With the last ball of the same over Zaheer nearly got Jonathan Trott to edge a delivery that shaped away from him. Zaheer appealed though he knew there was no contact. He just wanted to make sure Trott, who has been freakishly consistent since making his debut for England two years ago, was aware who was calling the shots on the day.

After lunch, Zaheer kept England under intense pressure; he bowled 5.3 overs without a run being scored off the bat. Trott and Kevin Pietersen had to endure tight lines and teasing lengths, and had to be careful they did not play too early or too late.

In his third spell Zaheer charged in from around the wicket, hiding the ball in his palm as he ran in.

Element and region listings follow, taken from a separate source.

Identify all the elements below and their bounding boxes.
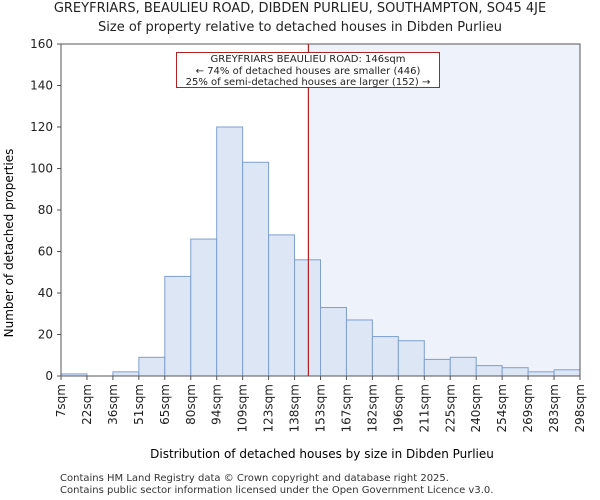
histogram-bar [397,340,425,377]
histogram-bar [501,367,529,377]
x-tick-label: 225sqm [443,384,457,432]
x-tick-label: 7sqm [54,384,68,417]
x-tick-label: 283sqm [547,384,561,432]
x-tick-label: 269sqm [521,384,535,432]
histogram-bar [268,234,296,377]
histogram-bar [112,371,140,377]
histogram-bar [475,365,503,377]
x-tick-label: 123sqm [262,384,276,432]
x-tick-label: 182sqm [365,384,379,432]
histogram-bar [449,356,477,377]
x-tick-label: 109sqm [236,384,250,432]
x-axis-label: Distribution of detached houses by size … [150,447,494,461]
histogram-bar [216,126,244,377]
x-tick-label: 254sqm [495,384,509,432]
y-tick-label: 60 [38,245,53,259]
x-tick-label: 153sqm [314,384,328,432]
y-tick-label: 140 [30,79,53,93]
annotation-line-1: GREYFRIARS BEAULIEU ROAD: 146sqm [210,54,406,65]
histogram-bar [345,319,373,377]
y-tick-label: 100 [30,162,53,176]
histogram-bar [553,369,581,377]
footer-line-1: Contains HM Land Registry data © Crown c… [60,473,449,484]
y-tick-label: 0 [45,369,53,383]
histogram-bar [294,259,321,377]
chart-title: GREYFRIARS, BEAULIEU ROAD, DIBDEN PURLIE… [53,1,547,16]
histogram-bar [190,238,218,377]
y-tick-label: 160 [30,37,53,51]
x-tick-label: 22sqm [80,384,94,425]
footer-line-2: Contains public sector information licen… [60,485,494,496]
annotation-line-2: ← 74% of detached houses are smaller (44… [195,65,421,77]
histogram-bar [138,356,166,377]
x-tick-label: 196sqm [391,384,405,432]
histogram-bar [371,336,399,377]
x-tick-label: 138sqm [288,384,302,432]
x-tick-label: 240sqm [469,384,483,432]
y-tick-label: 120 [30,120,53,134]
annotation-line-3: 25% of semi-detached houses are larger (… [185,77,431,88]
y-tick-label: 80 [38,203,53,217]
x-tick-label: 211sqm [417,384,431,432]
x-tick-label: 298sqm [573,384,587,432]
x-tick-label: 36sqm [106,384,120,425]
histogram-bar [164,275,192,377]
y-tick-label: 40 [38,286,53,300]
x-tick-label: 94sqm [210,384,224,425]
histogram-bar [320,307,347,377]
y-tick-label: 20 [38,328,53,342]
y-axis-label: Number of detached properties [2,149,16,338]
x-tick-label: 65sqm [158,384,172,425]
histogram-bar [527,371,555,377]
x-tick-label: 167sqm [339,384,353,432]
histogram-bar [423,358,451,377]
chart-subtitle: Size of property relative to detached ho… [98,20,502,35]
x-tick-label: 80sqm [184,384,198,425]
histogram-bar [242,161,270,377]
property-annotation-box: GREYFRIARS BEAULIEU ROAD: 146sqm ← 74% o… [176,52,440,88]
x-tick-label: 51sqm [132,384,146,425]
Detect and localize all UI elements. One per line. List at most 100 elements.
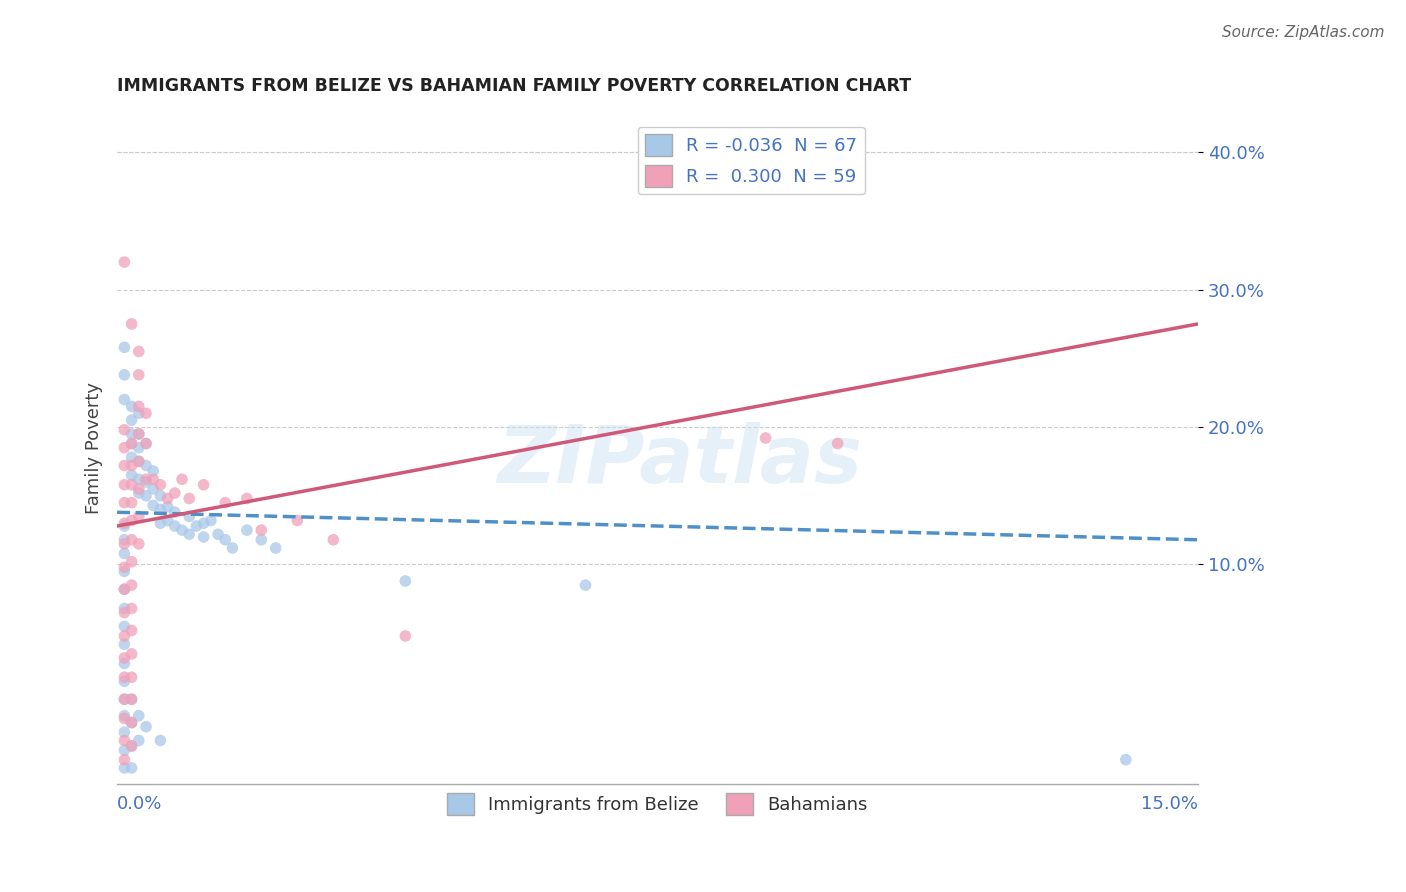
Point: [142, 499, 165, 513]
Point: [250, 533, 273, 547]
Point: [112, 582, 135, 597]
Point: [186, 519, 208, 533]
Point: [128, 406, 150, 420]
Point: [128, 708, 150, 723]
Text: 15.0%: 15.0%: [1140, 796, 1198, 814]
Point: [121, 533, 143, 547]
Point: [135, 436, 157, 450]
Point: [112, 441, 135, 455]
Point: [121, 578, 143, 592]
Point: [121, 514, 143, 528]
Point: [112, 708, 135, 723]
Point: [200, 514, 222, 528]
Point: [156, 500, 179, 514]
Legend: Immigrants from Belize, Bahamians: Immigrants from Belize, Bahamians: [440, 786, 876, 822]
Point: [121, 739, 143, 753]
Point: [112, 692, 135, 706]
Point: [236, 523, 259, 537]
Point: [112, 606, 135, 620]
Point: [128, 454, 150, 468]
Point: [121, 761, 143, 775]
Point: [135, 436, 157, 450]
Point: [156, 491, 179, 506]
Point: [193, 516, 215, 531]
Point: [163, 505, 186, 519]
Point: [121, 458, 143, 473]
Point: [121, 692, 143, 706]
Point: [112, 533, 135, 547]
Point: [135, 458, 157, 473]
Point: [827, 436, 849, 450]
Point: [128, 454, 150, 468]
Point: [112, 674, 135, 689]
Point: [236, 491, 259, 506]
Point: [193, 477, 215, 491]
Point: [128, 400, 150, 414]
Text: IMMIGRANTS FROM BELIZE VS BAHAMIAN FAMILY POVERTY CORRELATION CHART: IMMIGRANTS FROM BELIZE VS BAHAMIAN FAMIL…: [117, 78, 911, 95]
Point: [112, 753, 135, 767]
Point: [112, 516, 135, 531]
Point: [112, 255, 135, 269]
Point: [755, 431, 778, 445]
Point: [207, 527, 229, 541]
Point: [128, 482, 150, 496]
Point: [112, 582, 135, 597]
Text: ZIPatlas: ZIPatlas: [496, 422, 862, 500]
Point: [156, 514, 179, 528]
Point: [149, 477, 172, 491]
Point: [128, 426, 150, 441]
Point: [112, 711, 135, 725]
Point: [121, 601, 143, 615]
Point: [128, 733, 150, 747]
Point: [121, 450, 143, 465]
Point: [112, 651, 135, 665]
Point: [264, 541, 287, 555]
Y-axis label: Family Poverty: Family Poverty: [86, 382, 103, 514]
Point: [121, 715, 143, 730]
Point: [128, 472, 150, 486]
Point: [121, 400, 143, 414]
Point: [149, 733, 172, 747]
Point: [112, 761, 135, 775]
Point: [112, 733, 135, 747]
Text: Source: ZipAtlas.com: Source: ZipAtlas.com: [1222, 25, 1385, 40]
Point: [121, 477, 143, 491]
Point: [112, 629, 135, 643]
Point: [142, 472, 165, 486]
Point: [121, 555, 143, 569]
Point: [179, 509, 201, 524]
Point: [170, 472, 193, 486]
Point: [112, 547, 135, 561]
Point: [128, 368, 150, 382]
Point: [112, 657, 135, 671]
Point: [214, 533, 236, 547]
Point: [112, 368, 135, 382]
Point: [135, 489, 157, 503]
Point: [128, 486, 150, 500]
Point: [112, 423, 135, 437]
Point: [163, 486, 186, 500]
Point: [121, 413, 143, 427]
Point: [121, 715, 143, 730]
Point: [112, 495, 135, 509]
Point: [142, 482, 165, 496]
Point: [121, 670, 143, 684]
Point: [128, 509, 150, 524]
Point: [121, 624, 143, 638]
Point: [121, 468, 143, 483]
Point: [112, 743, 135, 757]
Point: [112, 670, 135, 684]
Point: [121, 647, 143, 661]
Point: [112, 601, 135, 615]
Point: [121, 692, 143, 706]
Point: [394, 574, 416, 588]
Point: [121, 739, 143, 753]
Point: [135, 472, 157, 486]
Text: 0.0%: 0.0%: [117, 796, 163, 814]
Point: [135, 406, 157, 420]
Point: [112, 340, 135, 354]
Point: [121, 495, 143, 509]
Point: [179, 491, 201, 506]
Point: [121, 436, 143, 450]
Point: [149, 516, 172, 531]
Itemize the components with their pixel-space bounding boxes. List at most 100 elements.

The first ball was bowled fuller, at Pietersen's toes. The next delivery he went wide of the crease and got good away movement. Pietersen chased and was lucky not to edge. For the last ball Zaheer changed to over the wicket. Pietersen did not move his feet and played a fuller, angled delivery from his crease. It was clear Zaheer had Pietersen worried.

Testing the batsman's patience is good but one of the most important virtues Zaheer possesses - one that is key to success in Test cricket - is patience. As Mike Atherton observed from the commentary box, Zaheer is never in a rush to get his men. He works them out in spells. He is willing to play the waiting game. Perhaps, he gets some sadistic pleasure out of playing with his catch, having already hooked the bait.

Fletcher can remain stone-faced, act unworried, but underneath even he knows that if India have to maintain their No. 1 Test ranking they need a fit Zaheer back.